Appellants' third point contends that the trial court erred in refusing to admit into evidence their exhibit number 4 which was written testimony of Shell Oil Company at the hearing before the Commission of January 3, 1961, on field rules for the Quitman Northwest (Kirkland) field.

The Quitman Northwest (Kirkland) is not one of the fields involved in this lawsuit, however, appellants maintain that the hearing thereon was held six weeks prior to the first field rule hearing on one of the four reservoirs involved in this suit. Appellants contend that this evidence would show that the Kirkland reservoirs are similar to the reservoirs in the fields before this Court and further that at this hearing Shell's representatives thought a 50-50 formula for this reservoir was fair and proper.

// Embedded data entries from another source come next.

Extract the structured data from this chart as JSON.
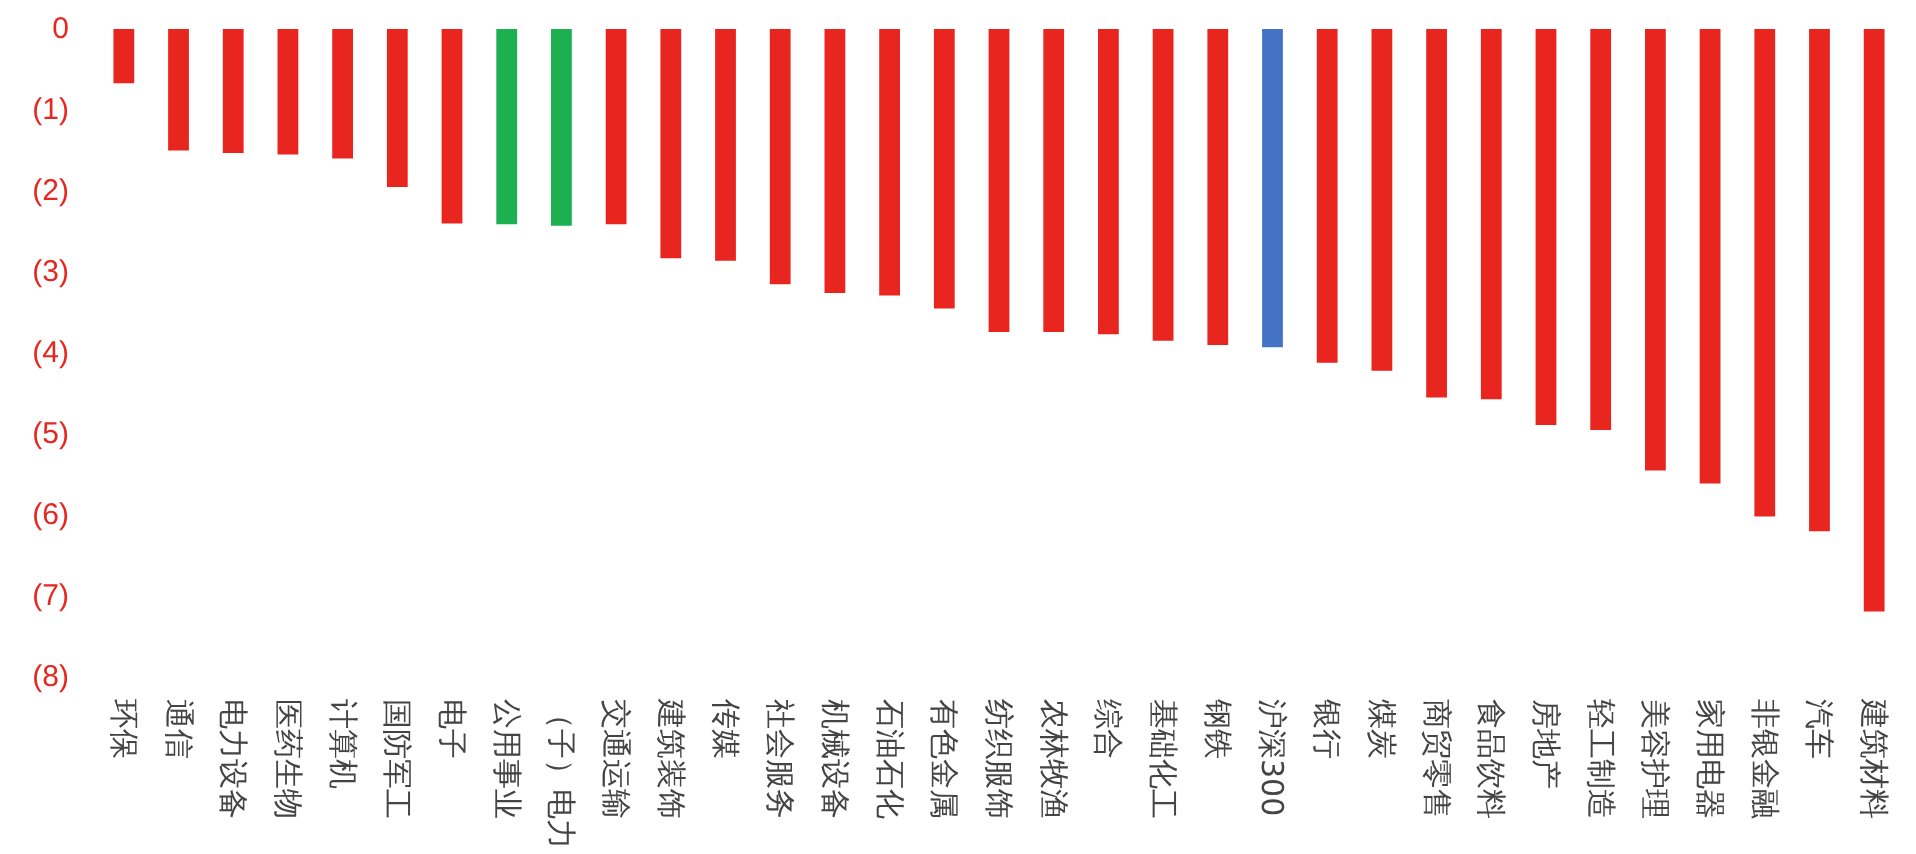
{
  "chart_data": {
    "type": "bar",
    "categories": [
      "环保",
      "通信",
      "电力设备",
      "医药生物",
      "计算机",
      "国防军工",
      "电子",
      "公用事业",
      "（子）电力",
      "交通运输",
      "建筑装饰",
      "传媒",
      "社会服务",
      "机械设备",
      "石油石化",
      "有色金属",
      "纺织服饰",
      "农林牧渔",
      "综合",
      "基础化工",
      "钢铁",
      "沪深300",
      "银行",
      "煤炭",
      "商贸零售",
      "食品饮料",
      "房地产",
      "轻工制造",
      "美容护理",
      "家用电器",
      "非银金融",
      "汽车",
      "建筑材料"
    ],
    "values": [
      -0.67,
      -1.5,
      -1.53,
      -1.55,
      -1.6,
      -1.95,
      -2.4,
      -2.41,
      -2.43,
      -2.41,
      -2.83,
      -2.86,
      -3.15,
      -3.26,
      -3.29,
      -3.45,
      -3.74,
      -3.74,
      -3.77,
      -3.85,
      -3.9,
      -3.93,
      -4.12,
      -4.22,
      -4.55,
      -4.57,
      -4.89,
      -4.95,
      -5.45,
      -5.61,
      -6.02,
      -6.2,
      -7.19
    ],
    "colors": [
      "#e8261f",
      "#e8261f",
      "#e8261f",
      "#e8261f",
      "#e8261f",
      "#e8261f",
      "#e8261f",
      "#1db050",
      "#1db050",
      "#e8261f",
      "#e8261f",
      "#e8261f",
      "#e8261f",
      "#e8261f",
      "#e8261f",
      "#e8261f",
      "#e8261f",
      "#e8261f",
      "#e8261f",
      "#e8261f",
      "#e8261f",
      "#4472c4",
      "#e8261f",
      "#e8261f",
      "#e8261f",
      "#e8261f",
      "#e8261f",
      "#e8261f",
      "#e8261f",
      "#e8261f",
      "#e8261f",
      "#e8261f",
      "#e8261f"
    ],
    "ylim": [
      -8,
      0
    ],
    "yticks": [
      0,
      {
        "value": -1,
        "label": "(1)"
      },
      {
        "value": -2,
        "label": "(2)"
      },
      {
        "value": -3,
        "label": "(3)"
      },
      {
        "value": -4,
        "label": "(4)"
      },
      {
        "value": -5,
        "label": "(5)"
      },
      {
        "value": -6,
        "label": "(6)"
      },
      {
        "value": -7,
        "label": "(7)"
      },
      {
        "value": -8,
        "label": "(8)"
      }
    ],
    "grid": false
  }
}
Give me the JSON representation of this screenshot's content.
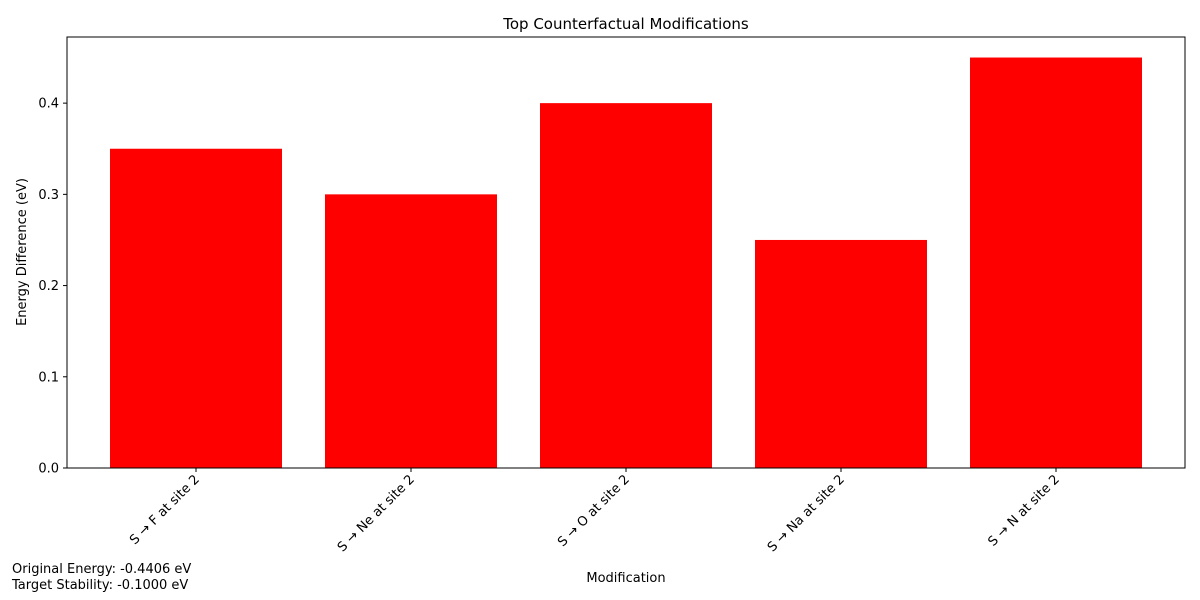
{
  "chart_data": {
    "type": "bar",
    "title": "Top Counterfactual Modifications",
    "xlabel": "Modification",
    "ylabel": "Energy Difference (eV)",
    "categories": [
      "S → F at site 2",
      "S → Ne at site 2",
      "S → O at site 2",
      "S → Na at site 2",
      "S → N at site 2"
    ],
    "values": [
      0.35,
      0.3,
      0.4,
      0.25,
      0.45
    ],
    "ylim": [
      0,
      0.4725
    ],
    "yticks": [
      0.0,
      0.1,
      0.2,
      0.3,
      0.4
    ],
    "ytick_labels": [
      "0.0",
      "0.1",
      "0.2",
      "0.3",
      "0.4"
    ],
    "bar_color": "#ff0000",
    "grid": false,
    "legend": "none"
  },
  "annotations": {
    "original_energy": "Original Energy: -0.4406 eV",
    "target_stability": "Target Stability: -0.1000 eV"
  }
}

We hold that the evidence was properly excluded.

The evidence was not admissible on any theory of estoppel for the reasons we have set out above. In the next place, there is no material dispute as to the similarity between the Kirkland reservoirs and those involved in this suit. The evidence, at best, would have been merely cumulative of evidence similar in nature already before the Court and its admissibility was within the discretion of the trial court.

Appellants maintain that the order in question is supported by substantial evidence.

We do not agree. We hold that the undisputed evidence demonstrates that the proration formula in this order, under the doctrine announced in the Normanna and Port Acres cases, has allowed an unreasonable amount of oil to be confiscated from the adjoining tracts and will continue to do so if allowed to stand and that as a matter of law the order is not supported by substantial evidence and should be struck down.

The judgment of the trial court is affirmed.

Affirmed.

NOTES

[1] Field Rules issued under Special Order No. 2-48,826 dated June 27, 1962.

[2] RULE 3: The daily total field oil allowable as fixed by the Commission after deductions have been made for marginal wells, high gas-oil ratio wells and wells which are incapable of producing their allowables as determined hereby, shall be distributed among the remaining producing wells in the field on the following basis.

(a) The daily acreage allowable for each well, after said deductions have been made, shall be that proportion of fifty (50) percent of the daily field allowable which the acreage assigned to the well bears to the remaining acreage assigned to all the wells in the field.

(b) The daily per well allowable for each well, after said deductions have been made, shall be determined by dividing fifty (50) percent of the total field daily allowable by the number of producing wells in the field.

(c) The total daily oil allowable for each well shall be the sum of its per well and acreage allowables.

[3] The Commission consistently includes the following provisions in Field Rule orders which are included in the order before this Court, to wit:

"This cause be held upon on the docket for such other and further orders as may be necessary."

"PROVIDED, HOWEVER, that any reservoir not identified herein, or any reservoir that may later be discovered in this multiple reservoir area, will be assigned a designation in the same manner as set for the aforementioned reservoirs, but said rules as adopted herein will not be effective for additional reservoirs unless and until specifically adopted after due notice and hearing."